There is a tool called jtc, which is inspired by jq, and which provides the usual pretty-printing and compact output formats for JSON documents. It also has a "semi-compact" format where it displays the inner-most object in a compact manner:

$ jtc -tc file
{
   "coordinates": [
      [
         [
            [ -94.9065, 38.9884 ],
            [ -94.8682, 39.0596 ],
            [ -94.6053, 39.0432 ],
            [ -94.6108, 38.846 ],
            [ -94.6108, 38.7365 ],
            [ -94.9668, 38.7365 ],
            [ -95.0544, 38.7365 ],
            [ -95.0544, 38.9829 ]
         ]
      ]
   ],
   "type": "MultiPolygon"
}

I'm not very familiar with jtc so I can't immediately say whether this output format is configurable (a quick glance at the user guide suggests that it's not configurable in exactly the way that you want). Note also that jtc will sort your objects by the keys.
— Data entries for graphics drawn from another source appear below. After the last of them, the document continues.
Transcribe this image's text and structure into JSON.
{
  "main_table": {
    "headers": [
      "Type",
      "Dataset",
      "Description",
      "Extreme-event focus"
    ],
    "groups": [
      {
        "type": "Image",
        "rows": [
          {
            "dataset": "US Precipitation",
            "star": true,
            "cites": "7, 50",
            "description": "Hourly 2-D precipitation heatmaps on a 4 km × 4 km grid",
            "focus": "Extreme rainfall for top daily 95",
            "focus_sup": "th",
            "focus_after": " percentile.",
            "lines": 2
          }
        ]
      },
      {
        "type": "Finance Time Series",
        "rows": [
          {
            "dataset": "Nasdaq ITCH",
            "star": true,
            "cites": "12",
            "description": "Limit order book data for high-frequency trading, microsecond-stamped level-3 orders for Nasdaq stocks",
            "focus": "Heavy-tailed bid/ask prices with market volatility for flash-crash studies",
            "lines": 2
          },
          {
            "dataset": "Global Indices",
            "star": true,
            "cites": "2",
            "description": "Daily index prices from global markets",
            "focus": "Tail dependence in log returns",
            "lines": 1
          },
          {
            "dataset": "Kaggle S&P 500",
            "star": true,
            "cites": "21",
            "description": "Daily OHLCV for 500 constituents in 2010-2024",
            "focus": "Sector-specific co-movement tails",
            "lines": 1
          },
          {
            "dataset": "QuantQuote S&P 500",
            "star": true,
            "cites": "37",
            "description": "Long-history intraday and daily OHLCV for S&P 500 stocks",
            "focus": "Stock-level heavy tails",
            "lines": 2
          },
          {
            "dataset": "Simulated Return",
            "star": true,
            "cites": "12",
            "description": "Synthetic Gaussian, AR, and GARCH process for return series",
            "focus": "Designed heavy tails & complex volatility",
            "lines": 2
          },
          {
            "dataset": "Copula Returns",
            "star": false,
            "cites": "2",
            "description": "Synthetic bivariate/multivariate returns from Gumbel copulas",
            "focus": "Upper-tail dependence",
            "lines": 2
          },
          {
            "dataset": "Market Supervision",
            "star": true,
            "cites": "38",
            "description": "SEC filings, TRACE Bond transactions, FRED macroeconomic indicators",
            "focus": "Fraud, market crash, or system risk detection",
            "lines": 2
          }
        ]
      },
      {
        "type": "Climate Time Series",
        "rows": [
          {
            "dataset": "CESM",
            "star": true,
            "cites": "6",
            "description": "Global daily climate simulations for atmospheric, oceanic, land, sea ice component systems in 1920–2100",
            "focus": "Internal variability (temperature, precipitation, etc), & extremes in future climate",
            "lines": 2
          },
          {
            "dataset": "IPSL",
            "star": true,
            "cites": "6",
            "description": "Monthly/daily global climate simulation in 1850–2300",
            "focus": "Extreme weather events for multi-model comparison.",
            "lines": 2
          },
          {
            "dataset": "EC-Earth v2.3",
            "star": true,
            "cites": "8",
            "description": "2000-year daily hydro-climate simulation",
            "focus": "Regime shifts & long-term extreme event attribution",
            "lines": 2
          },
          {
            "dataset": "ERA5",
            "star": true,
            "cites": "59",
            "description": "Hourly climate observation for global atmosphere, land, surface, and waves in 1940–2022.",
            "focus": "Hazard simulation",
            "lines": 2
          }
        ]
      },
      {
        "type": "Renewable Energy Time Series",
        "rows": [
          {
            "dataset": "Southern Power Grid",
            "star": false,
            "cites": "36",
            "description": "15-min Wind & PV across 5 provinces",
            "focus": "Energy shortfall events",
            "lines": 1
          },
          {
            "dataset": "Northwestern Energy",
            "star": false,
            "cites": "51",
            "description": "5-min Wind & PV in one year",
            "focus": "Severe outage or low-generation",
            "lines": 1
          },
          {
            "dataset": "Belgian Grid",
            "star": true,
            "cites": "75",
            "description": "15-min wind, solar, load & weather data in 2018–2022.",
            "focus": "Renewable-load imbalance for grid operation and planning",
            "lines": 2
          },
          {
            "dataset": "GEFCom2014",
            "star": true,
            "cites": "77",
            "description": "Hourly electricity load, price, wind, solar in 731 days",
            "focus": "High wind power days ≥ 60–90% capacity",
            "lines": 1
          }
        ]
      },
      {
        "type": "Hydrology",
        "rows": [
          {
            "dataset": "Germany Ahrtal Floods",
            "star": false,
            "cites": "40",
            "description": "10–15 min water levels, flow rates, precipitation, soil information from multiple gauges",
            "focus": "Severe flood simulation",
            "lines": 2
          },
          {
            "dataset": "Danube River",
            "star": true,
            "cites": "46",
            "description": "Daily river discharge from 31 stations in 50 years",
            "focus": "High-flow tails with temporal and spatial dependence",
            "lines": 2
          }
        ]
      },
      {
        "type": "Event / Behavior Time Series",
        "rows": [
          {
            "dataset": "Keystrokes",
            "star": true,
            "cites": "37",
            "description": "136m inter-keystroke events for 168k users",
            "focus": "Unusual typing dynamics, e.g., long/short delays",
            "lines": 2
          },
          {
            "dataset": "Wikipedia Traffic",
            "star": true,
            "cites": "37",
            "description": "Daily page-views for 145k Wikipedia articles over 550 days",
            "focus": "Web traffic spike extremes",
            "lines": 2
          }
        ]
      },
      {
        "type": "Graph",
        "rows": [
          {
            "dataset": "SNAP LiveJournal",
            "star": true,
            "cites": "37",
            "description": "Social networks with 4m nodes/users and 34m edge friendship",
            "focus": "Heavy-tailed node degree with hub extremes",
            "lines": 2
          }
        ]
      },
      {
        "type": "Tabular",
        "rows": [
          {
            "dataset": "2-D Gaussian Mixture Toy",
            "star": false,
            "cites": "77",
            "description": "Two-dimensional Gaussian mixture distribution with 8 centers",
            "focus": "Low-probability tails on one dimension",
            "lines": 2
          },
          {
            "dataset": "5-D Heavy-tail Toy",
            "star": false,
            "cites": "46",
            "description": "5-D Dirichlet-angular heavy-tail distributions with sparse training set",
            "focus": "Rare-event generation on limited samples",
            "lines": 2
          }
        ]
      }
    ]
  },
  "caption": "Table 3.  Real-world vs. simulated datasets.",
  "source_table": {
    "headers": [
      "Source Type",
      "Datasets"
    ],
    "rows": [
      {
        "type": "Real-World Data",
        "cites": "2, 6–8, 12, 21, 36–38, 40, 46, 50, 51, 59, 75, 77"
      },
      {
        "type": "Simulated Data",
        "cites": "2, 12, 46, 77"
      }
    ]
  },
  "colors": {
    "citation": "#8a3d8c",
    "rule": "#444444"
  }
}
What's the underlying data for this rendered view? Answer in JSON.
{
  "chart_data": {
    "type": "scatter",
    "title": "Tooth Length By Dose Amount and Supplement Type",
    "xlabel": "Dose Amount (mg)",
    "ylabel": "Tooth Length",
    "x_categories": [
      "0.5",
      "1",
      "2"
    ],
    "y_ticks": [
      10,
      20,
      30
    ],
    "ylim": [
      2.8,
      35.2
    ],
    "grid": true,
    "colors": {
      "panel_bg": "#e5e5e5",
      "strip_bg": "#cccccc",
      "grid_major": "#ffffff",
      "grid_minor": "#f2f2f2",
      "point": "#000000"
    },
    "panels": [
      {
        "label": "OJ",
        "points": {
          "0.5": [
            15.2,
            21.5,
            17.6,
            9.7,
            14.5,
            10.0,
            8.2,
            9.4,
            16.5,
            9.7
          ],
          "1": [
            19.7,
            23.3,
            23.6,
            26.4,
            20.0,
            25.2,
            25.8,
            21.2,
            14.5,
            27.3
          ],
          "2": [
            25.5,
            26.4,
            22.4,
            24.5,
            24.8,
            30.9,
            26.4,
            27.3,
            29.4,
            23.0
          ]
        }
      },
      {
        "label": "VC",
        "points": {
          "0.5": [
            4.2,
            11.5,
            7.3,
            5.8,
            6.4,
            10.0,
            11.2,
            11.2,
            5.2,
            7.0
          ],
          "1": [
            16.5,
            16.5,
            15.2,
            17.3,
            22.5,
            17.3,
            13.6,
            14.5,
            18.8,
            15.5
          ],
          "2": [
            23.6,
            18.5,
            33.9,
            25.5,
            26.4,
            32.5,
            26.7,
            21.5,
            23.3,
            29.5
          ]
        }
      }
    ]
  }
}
You may also be interested in jless if your aim is to explore or view the data manually in a terminal. It would show you your data like this by default:

▼ {type: "MultiPolygon", coordinates: […]}
    type: "MultiPolygon"
  ▽ coordinates: [[[[…], […], […], […], […], […], […], […]]]]
    ▽ [0]: [[[…], […], […], […], […], […], […], […]]]
      ▽ [0]: [[…], […], […], […], […], […], […], […]]
        ▽ [0]: [-94.9065, 38.9884]
            [0]: -94.9065
            [1]: 38.9884
        ▽ [1]: [-94.8682, 39.0596]
            [0]: -94.8682
            [1]: 39.0596
        ▽ [2]: [-94.6053, 39.0432]
            [0]: -94.6053
            [1]: 39.0432
        ▽ [3]: [-94.6108, 38.846]
            [0]: -94.6108
            [1]: 38.846
        ▽ [4]: [-94.6108, 38.7365]
            [0]: -94.6108
            [1]: 38.7365
        ▽ [5]: [-94.9668, 38.7365]
            [0]: -94.9668
            [1]: 38.7365
        ▽ [6]: [-95.0544, 38.7365]
            [0]: -95.0544
            [1]: 38.7365
        ▽ [7]: [-95.0544, 38.9829]
            [0]: -95.0544
            [1]: 38.9829

... where each section is easily collapsable using the arrow keys.